義姉のお尻に触る一件は伏線があります。初対面の時から義姉Embeth Davidtzは義弟の手を握ったり、顔に触ったり、親愛の情を過度なまでに示すのです。これは脚本と監督が、観客に判り易いように配慮した結果(伏線として)でしょうが、凄く不自然に描かれています。余りにも慣れ慣れし過ぎて、義弟が「この女はおれに気があるのか?」と思っても仕方がないほどの行動です。それが二人の抱擁の際のお尻へのタッチに繋がるわけです。

上の一件は別の挿話に影響をもたらします。Amy Adamsが死産してしまった後、夫であるBenjamin McKenzieは妻を慰めるでもなく、Amy Adamsを困惑させるような不可解で不気味な沈黙を保っています。そこで義兄のAlessandro Nivolaが病室のベッドのAmy Adamsを訪れ、長い長い会話をします。Alessandro Nivolaは義妹を愛おしそうに見つめながら優しく彼女の手を握っていますが、Amy Adamsが感情を激発させて泣き出すと、Alessandro Nivolaは彼女の頭を抱き締めます。嗚咽が収まると、二人はじっと見つめ合います。ここで、義弟が義姉のお尻に触った一件を覚えているわれわれ観客は、義兄と義妹が接吻するのではないか?と心配してしまいます。それほど、このシーンの二人の情感は親密なのです。義兄が彼女の顔に自分の顔を寄せた時、「またか!」と思うのですが、Alessandro NivolaはAmy Adamsのおでこにキスするだけなので、ホッと一安心。このシーンは、私が述べたような恐れを孕んでいるので、素直に落ち着いて画面を見ることが出来ません。それが脚本家と監督の狙いなら、大成功と云っていいでしょう。狙いでないのなら、お尻の一件が後を引いている結果なので、双方の組み合わせは大失敗ということになります。

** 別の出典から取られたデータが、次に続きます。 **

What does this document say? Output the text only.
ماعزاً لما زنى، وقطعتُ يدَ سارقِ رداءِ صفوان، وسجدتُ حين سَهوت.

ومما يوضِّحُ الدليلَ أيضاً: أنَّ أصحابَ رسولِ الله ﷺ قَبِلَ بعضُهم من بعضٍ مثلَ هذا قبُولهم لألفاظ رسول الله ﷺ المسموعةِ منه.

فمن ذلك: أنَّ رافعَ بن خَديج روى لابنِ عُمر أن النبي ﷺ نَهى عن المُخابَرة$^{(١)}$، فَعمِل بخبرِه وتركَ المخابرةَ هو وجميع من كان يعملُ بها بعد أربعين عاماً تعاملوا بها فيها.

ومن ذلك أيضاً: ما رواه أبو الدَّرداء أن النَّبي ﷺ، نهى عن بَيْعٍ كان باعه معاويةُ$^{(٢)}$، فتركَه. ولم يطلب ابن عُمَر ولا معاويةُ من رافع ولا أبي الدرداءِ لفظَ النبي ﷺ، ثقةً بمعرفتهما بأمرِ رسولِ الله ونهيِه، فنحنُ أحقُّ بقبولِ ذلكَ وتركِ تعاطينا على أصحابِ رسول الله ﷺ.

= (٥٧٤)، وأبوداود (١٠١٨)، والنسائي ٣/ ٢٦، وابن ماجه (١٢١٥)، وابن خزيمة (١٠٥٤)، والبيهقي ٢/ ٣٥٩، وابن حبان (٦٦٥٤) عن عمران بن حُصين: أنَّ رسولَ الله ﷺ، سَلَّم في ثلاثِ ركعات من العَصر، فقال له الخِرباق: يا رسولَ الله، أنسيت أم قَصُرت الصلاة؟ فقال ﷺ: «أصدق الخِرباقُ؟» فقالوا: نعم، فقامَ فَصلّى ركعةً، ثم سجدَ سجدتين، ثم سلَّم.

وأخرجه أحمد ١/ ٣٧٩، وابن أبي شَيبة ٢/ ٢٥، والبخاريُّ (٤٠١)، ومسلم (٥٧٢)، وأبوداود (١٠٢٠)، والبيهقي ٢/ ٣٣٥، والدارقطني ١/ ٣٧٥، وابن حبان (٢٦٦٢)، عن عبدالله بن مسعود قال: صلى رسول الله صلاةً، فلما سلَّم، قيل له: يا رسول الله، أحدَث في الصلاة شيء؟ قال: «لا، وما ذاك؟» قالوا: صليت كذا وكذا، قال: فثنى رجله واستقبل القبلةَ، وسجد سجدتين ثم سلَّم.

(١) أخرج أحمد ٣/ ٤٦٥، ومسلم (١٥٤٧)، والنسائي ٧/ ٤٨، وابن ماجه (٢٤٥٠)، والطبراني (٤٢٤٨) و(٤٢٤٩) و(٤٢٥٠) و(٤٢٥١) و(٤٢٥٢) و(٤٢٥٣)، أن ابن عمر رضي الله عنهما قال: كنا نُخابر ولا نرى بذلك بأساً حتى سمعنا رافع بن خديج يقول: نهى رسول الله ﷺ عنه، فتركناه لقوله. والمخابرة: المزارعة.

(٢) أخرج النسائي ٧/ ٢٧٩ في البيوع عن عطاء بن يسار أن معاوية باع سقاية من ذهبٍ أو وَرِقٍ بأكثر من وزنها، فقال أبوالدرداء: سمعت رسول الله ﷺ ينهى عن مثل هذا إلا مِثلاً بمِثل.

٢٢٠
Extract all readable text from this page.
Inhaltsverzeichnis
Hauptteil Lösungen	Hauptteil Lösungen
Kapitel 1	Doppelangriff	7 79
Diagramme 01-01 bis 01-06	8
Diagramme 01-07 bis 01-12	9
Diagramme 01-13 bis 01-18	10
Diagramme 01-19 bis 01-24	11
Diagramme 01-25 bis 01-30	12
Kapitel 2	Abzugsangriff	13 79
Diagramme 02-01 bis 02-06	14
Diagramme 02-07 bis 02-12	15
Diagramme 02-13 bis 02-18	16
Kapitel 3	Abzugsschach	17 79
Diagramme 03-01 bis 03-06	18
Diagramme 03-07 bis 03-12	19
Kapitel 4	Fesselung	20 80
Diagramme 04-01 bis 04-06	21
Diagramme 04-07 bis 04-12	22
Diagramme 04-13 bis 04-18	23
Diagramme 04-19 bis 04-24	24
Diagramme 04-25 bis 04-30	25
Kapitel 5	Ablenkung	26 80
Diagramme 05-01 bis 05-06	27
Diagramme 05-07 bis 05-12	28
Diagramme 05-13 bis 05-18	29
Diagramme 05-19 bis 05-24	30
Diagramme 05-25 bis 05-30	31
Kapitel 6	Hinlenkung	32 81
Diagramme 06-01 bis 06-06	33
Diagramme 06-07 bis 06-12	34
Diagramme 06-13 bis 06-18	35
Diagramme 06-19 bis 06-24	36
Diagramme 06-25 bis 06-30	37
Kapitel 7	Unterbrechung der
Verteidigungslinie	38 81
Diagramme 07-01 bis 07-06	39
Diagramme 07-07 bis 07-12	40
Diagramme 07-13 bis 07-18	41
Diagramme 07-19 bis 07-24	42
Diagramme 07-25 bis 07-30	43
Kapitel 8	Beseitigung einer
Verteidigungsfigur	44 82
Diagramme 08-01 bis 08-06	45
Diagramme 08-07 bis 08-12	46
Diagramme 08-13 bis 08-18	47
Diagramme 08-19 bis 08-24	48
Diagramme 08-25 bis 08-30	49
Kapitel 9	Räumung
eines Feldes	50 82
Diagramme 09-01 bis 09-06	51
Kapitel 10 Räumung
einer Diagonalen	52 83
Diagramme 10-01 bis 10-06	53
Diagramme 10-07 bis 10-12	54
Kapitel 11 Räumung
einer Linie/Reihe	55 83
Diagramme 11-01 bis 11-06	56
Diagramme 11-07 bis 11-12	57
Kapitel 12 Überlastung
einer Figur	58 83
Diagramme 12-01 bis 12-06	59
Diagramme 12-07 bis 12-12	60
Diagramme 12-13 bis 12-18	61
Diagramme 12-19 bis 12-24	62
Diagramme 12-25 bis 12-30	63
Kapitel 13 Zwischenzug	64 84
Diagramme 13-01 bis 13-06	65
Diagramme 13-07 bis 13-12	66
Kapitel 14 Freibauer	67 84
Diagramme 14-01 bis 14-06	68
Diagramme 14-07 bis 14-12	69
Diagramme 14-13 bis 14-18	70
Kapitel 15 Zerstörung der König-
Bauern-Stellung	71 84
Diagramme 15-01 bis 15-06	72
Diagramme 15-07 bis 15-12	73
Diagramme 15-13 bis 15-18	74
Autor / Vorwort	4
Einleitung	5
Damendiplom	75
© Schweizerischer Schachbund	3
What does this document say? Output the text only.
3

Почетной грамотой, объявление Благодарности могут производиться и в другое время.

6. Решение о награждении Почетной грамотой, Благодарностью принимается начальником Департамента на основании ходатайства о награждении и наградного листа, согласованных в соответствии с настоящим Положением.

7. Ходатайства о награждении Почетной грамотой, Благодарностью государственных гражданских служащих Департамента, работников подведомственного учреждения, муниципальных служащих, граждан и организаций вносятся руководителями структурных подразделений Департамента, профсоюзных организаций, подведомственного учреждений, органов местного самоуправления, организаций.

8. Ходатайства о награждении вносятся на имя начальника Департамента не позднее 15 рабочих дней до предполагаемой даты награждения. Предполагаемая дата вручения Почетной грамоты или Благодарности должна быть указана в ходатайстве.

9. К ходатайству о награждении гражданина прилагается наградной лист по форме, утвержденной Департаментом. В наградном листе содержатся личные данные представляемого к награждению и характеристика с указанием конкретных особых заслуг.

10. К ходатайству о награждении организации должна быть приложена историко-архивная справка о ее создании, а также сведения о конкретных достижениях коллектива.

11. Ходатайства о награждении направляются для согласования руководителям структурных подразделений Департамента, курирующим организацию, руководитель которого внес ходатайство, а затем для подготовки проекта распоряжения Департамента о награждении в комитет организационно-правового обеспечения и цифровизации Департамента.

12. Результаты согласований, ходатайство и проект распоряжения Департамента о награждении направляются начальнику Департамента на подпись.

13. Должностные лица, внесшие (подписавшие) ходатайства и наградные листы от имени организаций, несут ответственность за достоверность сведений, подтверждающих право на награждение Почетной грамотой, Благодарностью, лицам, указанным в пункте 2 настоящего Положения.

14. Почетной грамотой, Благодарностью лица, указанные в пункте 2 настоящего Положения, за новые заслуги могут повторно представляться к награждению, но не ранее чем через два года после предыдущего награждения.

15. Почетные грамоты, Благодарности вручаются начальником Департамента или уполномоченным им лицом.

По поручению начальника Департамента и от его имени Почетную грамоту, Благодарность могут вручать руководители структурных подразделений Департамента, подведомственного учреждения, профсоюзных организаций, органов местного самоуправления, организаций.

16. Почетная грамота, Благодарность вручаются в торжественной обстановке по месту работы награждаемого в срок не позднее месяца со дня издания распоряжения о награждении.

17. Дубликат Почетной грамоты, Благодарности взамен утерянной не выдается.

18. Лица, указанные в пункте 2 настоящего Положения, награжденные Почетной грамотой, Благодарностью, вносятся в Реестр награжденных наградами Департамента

脚本家はこの映画が長編劇映画第一作で、監督も何本かヴィデオ作品を作った後、これが長編劇映画第一作となっています。そのせいで、「意余って力足らず」だったり、意味も無い馬鹿げた撮影・編集をしている部分がそこかしこにあります。小津安次郎を真似たようなエンプティ・ショット(誰もいない空舞台)は、最初「あれ!」と思わされますが、小津の場合の「時間経過」や「存在すべき筈の人物がいないことへの愛惜」といった効果ではなく、家の間取りを説明するようなショットになり下がっています。異常に長い暗転も映画のリズムを壊していて失敗。

この映画には主役の男女によるセックス・シーンが何度も出て来ますが、物語とあまり噛み合っていません。彼らが愛しあっていることを表現したいなら、表情やちょっとした仕草、台詞でも可能なので、何も何度も裸で絡まり合う必要はありません。脚本家と監督は観客の理解力を信頼せず、全てを丁寧に露骨に説明したがる性格のようです。

なお、メイン・タイトル前に裏声でヨーデル風の叫び声を挙げる男が二人出て来ますが、これは本編には登場せず、それが何なのか、物語とどう繋がるのかは全く説明されません。説明好きな脚本・監督にしては、不思議なあしらいです。